A Global View of Elementary Students’ Academic Growth

Second grade teachers Shelby Gregg and Brenda Barnhart confer about their students’ organizational-skills marks. Writing the reports is a collaborative process.

This week and next week, parents of our elementary students will be meeting with their children’s teachers for the first of two parent-teacher conferences held each year. The starting point for their conversations is the students’ written progress reports, which in other schools are usually referred to as report cards.

A collaborative effort involving many hours’ work on the part of teachers, the co-principals, and the school editor, progress reports offer a global view of a student’s progress at that point in the year. (The second conference, an end-of-year overview of the student’s progress, is held in May.) Because teachers may spend an hour or more on each report, the process of writing them is typically spread over several weeks. Each classroom has two (or three) co-teachers, who share the writing.

Comprehensive picture. Subjects included in the first-through-fifth-graders reports are reading, writing, language, listening and speaking, mathematics, and science. Since a student’s progress in a particular area can’t be captured in a single mark (grade), subjects are broken down into strands that yield a more comprehensive picture. In the area of reading, for instance, second graders have marks for fluency (how accurately and quickly they read), literal comprehension, and inferential comprehension.

Progress reports also address students’ behavior and attitudes and organizational skills. These categories include interpersonal skills and character traits that help students achieve their highest potential in the classroom and beyond. Some examples are interacting positively and appropriately with peers, completing work on time, and willingness to use feedback for growth.

Rather than traditional A-B-C-D-F grades, we use marks that reflect a student’s progress toward the end-of-year standard in each area—Needs support or reinforcement, Partial progress toward standard, Satisfactory progress toward standard. For fourth and fifth grades, a fourth category is added, M, for mastery.

In addition to marks, there are sections on the reports for teachers’ comments in the academic and behavior-and-attitudes and organizational-skills areas. These allow teachers to address specific points not reflected in the marks, such as a student’s engagement in the writing process or facility with applying new math strategies. Comments sometimes include input from enrichment teachers (library, P.E., drama, art, and garden).

A collaborative process. Teachers arrive at students’ academic marks by reviewing assessments scores, marks on in-class and homework assignments, and notes they’ve kept. The teacher who teaches a particular subject assigns marks and writes comments related to that subject, which the other teacher reviews. They work together on marks that cross academic subjects, such as organizational skills and behavior.

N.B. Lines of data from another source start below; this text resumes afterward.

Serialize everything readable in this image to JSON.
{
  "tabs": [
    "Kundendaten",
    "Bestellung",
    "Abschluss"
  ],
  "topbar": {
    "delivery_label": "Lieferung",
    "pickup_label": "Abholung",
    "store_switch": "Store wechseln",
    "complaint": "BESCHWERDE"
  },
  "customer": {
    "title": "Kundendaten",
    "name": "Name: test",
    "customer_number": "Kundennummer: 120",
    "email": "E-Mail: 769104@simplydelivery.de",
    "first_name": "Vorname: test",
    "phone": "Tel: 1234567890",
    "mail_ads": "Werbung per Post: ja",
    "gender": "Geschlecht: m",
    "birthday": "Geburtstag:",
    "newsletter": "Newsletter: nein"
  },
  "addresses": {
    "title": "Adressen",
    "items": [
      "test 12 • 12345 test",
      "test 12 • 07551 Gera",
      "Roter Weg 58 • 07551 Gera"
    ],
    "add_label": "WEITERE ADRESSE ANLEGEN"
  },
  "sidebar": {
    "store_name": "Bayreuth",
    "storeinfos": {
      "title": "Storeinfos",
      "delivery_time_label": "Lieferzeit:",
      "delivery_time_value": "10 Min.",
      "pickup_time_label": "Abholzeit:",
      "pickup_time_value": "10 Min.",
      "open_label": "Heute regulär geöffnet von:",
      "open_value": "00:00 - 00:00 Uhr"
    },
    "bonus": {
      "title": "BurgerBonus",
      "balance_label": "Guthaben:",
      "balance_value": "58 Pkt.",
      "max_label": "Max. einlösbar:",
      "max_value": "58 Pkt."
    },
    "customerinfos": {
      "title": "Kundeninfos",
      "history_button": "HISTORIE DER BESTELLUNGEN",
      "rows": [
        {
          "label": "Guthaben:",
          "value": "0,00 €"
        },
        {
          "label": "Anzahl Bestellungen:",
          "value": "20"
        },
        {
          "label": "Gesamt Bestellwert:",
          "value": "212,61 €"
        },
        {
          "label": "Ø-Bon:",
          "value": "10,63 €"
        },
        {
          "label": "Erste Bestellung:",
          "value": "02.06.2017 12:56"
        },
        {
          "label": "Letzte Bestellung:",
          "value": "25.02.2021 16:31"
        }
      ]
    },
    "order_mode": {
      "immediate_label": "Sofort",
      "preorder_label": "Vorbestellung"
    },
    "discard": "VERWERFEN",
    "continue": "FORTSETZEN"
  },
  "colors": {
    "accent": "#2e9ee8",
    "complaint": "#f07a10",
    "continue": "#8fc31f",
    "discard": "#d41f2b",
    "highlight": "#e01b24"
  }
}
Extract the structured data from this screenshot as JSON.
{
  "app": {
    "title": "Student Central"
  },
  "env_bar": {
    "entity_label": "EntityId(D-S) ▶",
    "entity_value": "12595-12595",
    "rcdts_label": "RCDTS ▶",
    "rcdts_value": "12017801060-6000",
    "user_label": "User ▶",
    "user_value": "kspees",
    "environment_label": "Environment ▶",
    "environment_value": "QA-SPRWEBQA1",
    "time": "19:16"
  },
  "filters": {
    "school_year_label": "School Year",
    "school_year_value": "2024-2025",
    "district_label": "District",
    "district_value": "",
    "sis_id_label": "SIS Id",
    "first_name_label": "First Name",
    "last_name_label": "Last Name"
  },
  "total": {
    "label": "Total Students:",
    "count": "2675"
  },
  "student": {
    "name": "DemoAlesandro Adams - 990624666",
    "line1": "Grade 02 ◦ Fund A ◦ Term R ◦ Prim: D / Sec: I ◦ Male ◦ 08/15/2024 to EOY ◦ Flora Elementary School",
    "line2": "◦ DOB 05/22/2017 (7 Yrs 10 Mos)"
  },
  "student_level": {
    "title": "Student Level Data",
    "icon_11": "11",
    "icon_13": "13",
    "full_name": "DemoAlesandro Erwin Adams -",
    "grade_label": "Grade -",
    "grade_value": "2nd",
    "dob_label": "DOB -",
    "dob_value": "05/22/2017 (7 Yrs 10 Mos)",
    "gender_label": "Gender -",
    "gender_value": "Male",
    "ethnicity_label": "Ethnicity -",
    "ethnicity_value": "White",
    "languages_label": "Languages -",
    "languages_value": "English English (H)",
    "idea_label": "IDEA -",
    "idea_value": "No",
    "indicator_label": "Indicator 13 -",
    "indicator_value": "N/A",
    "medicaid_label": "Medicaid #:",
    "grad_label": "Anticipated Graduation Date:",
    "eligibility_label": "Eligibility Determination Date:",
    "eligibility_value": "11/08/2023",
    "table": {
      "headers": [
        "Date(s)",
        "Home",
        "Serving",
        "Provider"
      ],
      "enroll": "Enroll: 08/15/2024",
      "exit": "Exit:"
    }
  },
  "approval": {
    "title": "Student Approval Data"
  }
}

Once they’ve completed their reports, the teachers pass them along to Co-Principals Ivy Summers and Vince d’Assis, who review each report—180 in all this year. They confer with one another or with the teachers if questions come up.

When Vince and Ivy are done with the reports, the school editor, Scott Wallace, proofreads them, consulting with Vince or Ivy or the teachers about questions he may have. When he’s finished, he prints the report and saves a copy for our permanent files.

Communication tool. Progress reports record a child’s academic growth and are one of the communication tools that keep parents and teachers on the same page about a child’s learning. At the start of a new school year, teachers meet with the previous year’s teachers and may review the students’ reports to learn more about the students they’re welcoming into their classroom. Each child’s progress report is kept in their cumulative file. When a student graduates, their new middle school usually requests this file from the school office.